Vendredi 26 décembre 2025. Ligne 3. Trois femmes poignardées dans le métro parisien. Blessures légères, scène de panique. L’une des victimes est enceinte. En quelques heures, l’agresseur présumé est identifié, localisé, interpellé dans le Val-d’Oise. Le fait divers est bouclé avant même d’être raconté.
À Beauvau, le récit est immédiat, bien huilé : un Malien, 25 ans, déjà condamné, sorti de prison à l’été 2025, visé par une OQTF, placé 90 jours en centre de rétention puis relâché faute de laissez-passer consulaire. Le portrait circule, l’étiquette aussi. Tout colle. Trop bien.
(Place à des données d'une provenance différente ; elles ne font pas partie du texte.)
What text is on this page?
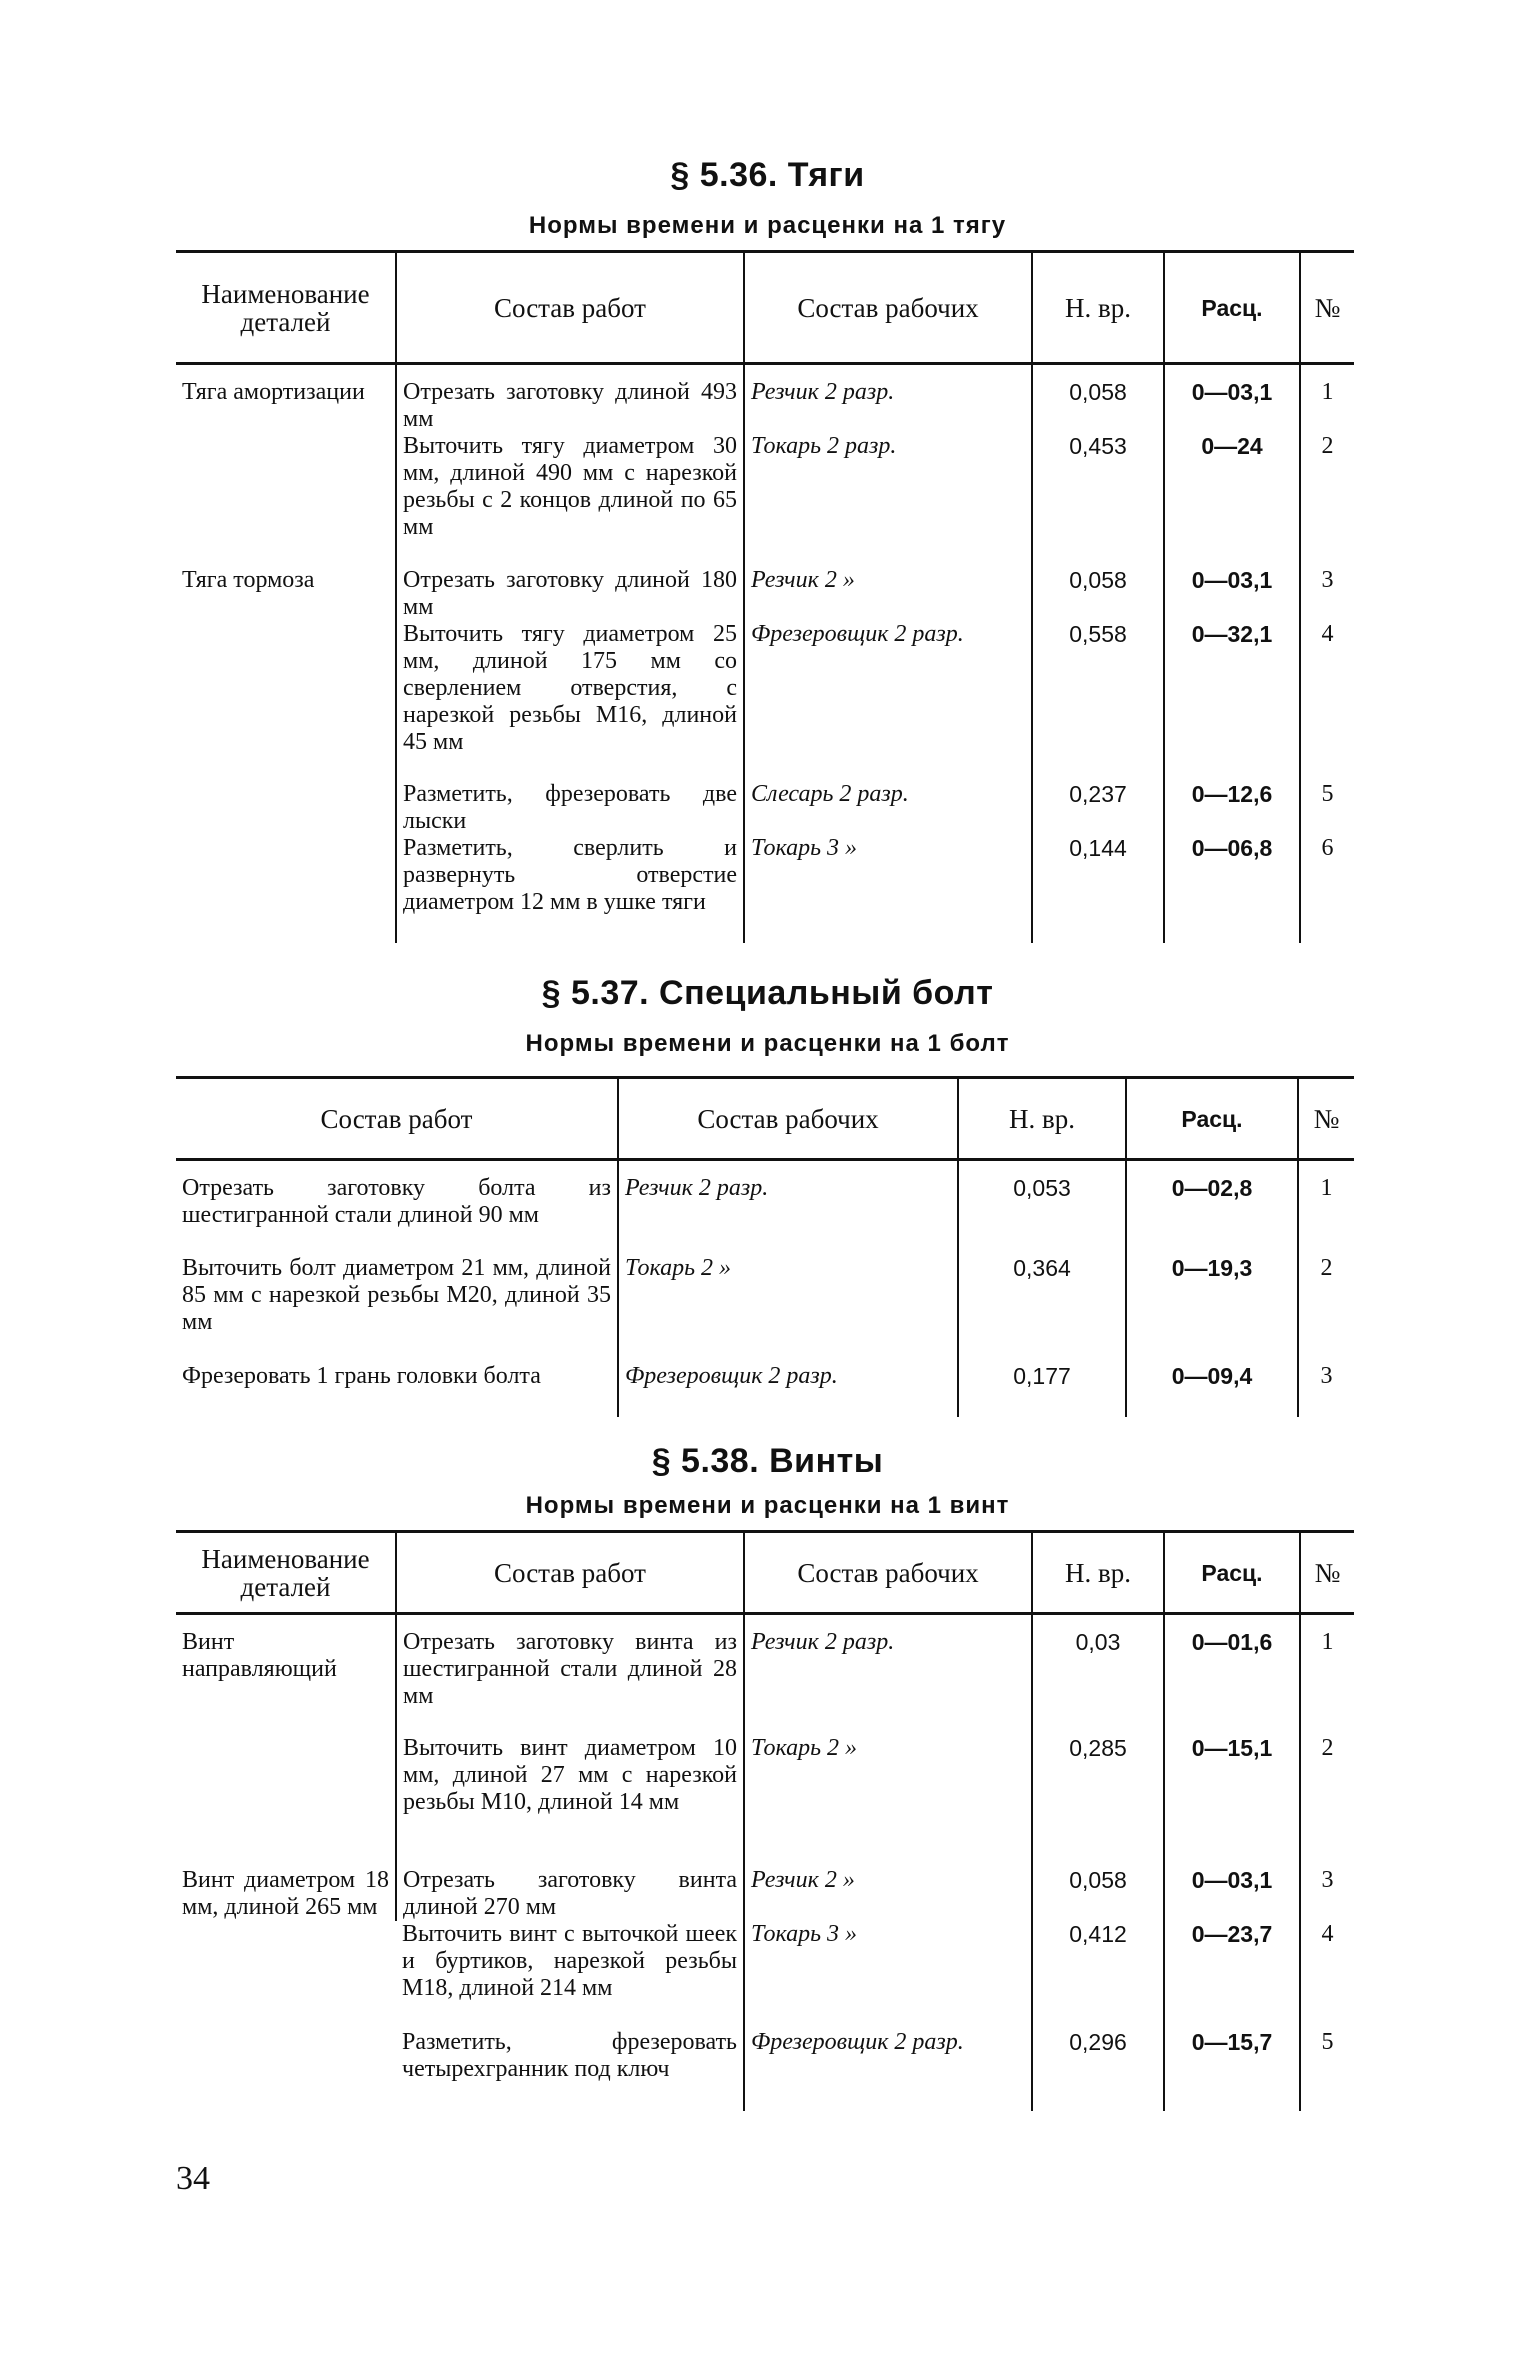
§ 5.36. Тяги
Нормы времени и расценки на 1 тягу
Наименование деталей	Состав работ	Состав рабочих	Н. вр.	Расц.	№

Тяга амортизации	Отрезать заготовку длиной 493 мм	Резчик 2 разр.	0,058	0—03,1	1
	Выточить тягу диаметром 30 мм, длиной 490 мм с нарезкой резьбы с 2 концов длиной по 65 мм	Токарь 2 разр.	0,453	0—24	2
Тяга тормоза	Отрезать заготовку длиной 180 мм	Резчик 2 »	0,058	0—03,1	3
	Выточить тягу диаметром 25 мм, длиной 175 мм со сверлением отверстия, с нарезкой резьбы М16, длиной 45 мм	Фрезеровщик 2 разр.	0,558	0—32,1	4
	Разметить, фрезеровать две лыски	Слесарь 2 разр.	0,237	0—12,6	5
	Разметить, сверлить и развернуть отверстие диаметром 12 мм в ушке тяги	Токарь 3 »	0,144	0—06,8	6
§ 5.37. Специальный болт
Нормы времени и расценки на 1 болт
Состав работ	Состав рабочих	Н. вр.	Расц.	№

Отрезать заготовку болта из шестигранной стали длиной 90 мм	Резчик 2 разр.	0,053	0—02,8	1
Выточить болт диаметром 21 мм, длиной 85 мм с нарезкой резьбы М20, длиной 35 мм	Токарь 2 »	0,364	0—19,3	2
Фрезеровать 1 грань головки болта	Фрезеровщик 2 разр.	0,177	0—09,4	3
§ 5.38. Винты
Нормы времени и расценки на 1 винт
Наименование деталей	Состав работ	Состав рабочих	Н. вр.	Расц.	№

Винт направляющий	Отрезать заготовку винта из шестигранной стали длиной 28 мм	Резчик 2 разр.	0,03	0—01,6	1
	Выточить винт диаметром 10 мм, длиной 27 мм с нарезкой резьбы М10, длиной 14 мм	Токарь 2 »	0,285	0—15,1	2
Винт диаметром 18 мм, длиной 265 мм	Отрезать заготовку винта длиной 270 мм	Резчик 2 »	0,058	0—03,1	3
	Выточить винт с выточкой шеек и буртиков, нарезкой резьбы М18, длиной 214 мм	Токарь 3 »	0,412	0—23,7	4
	Разметить, фрезеровать четырехгранник под ключ	Фрезеровщик 2 разр.	0,296	0—15,7	5
34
Problème : l’homme est français. Depuis 2018. Nationalité acquise, papiers en règle. Le 29 décembre, le ministère de l’Intérieur corrige. Discrètement. Il explique que l’intéressé n’aurait jamais déclaré sa double nationalité lors de précédentes procédures. Soit. Mais cela n’explique toujours pas comment un citoyen français a pu faire l’objet d’une OQTF et d’un placement en rétention.
Puis vient la suite, tardive, presque gênée : le suspect est remis en liberté pour raisons psychiatriques. Son état est jugé incompatible avec une détention prolongée. Il est hospitalisé. Une information essentielle, révélée après que le récit initial a déjà produit ses effets.
Ce dossier ne dit pas grand-chose sur la sécurité dans le métro. Il en dit beaucoup sur un réflexe administratif et politique : associer un acte à une origine avant de vérifier un statut. Aller vite. Trop vite. Et se tromper, lourdement.
Une seule question demeure, et elle dérange : si l’homme avait été blanc, cette « erreur » aurait-elle seulement été possible ? Le reste n’est qu’un enchaînement de communiqués.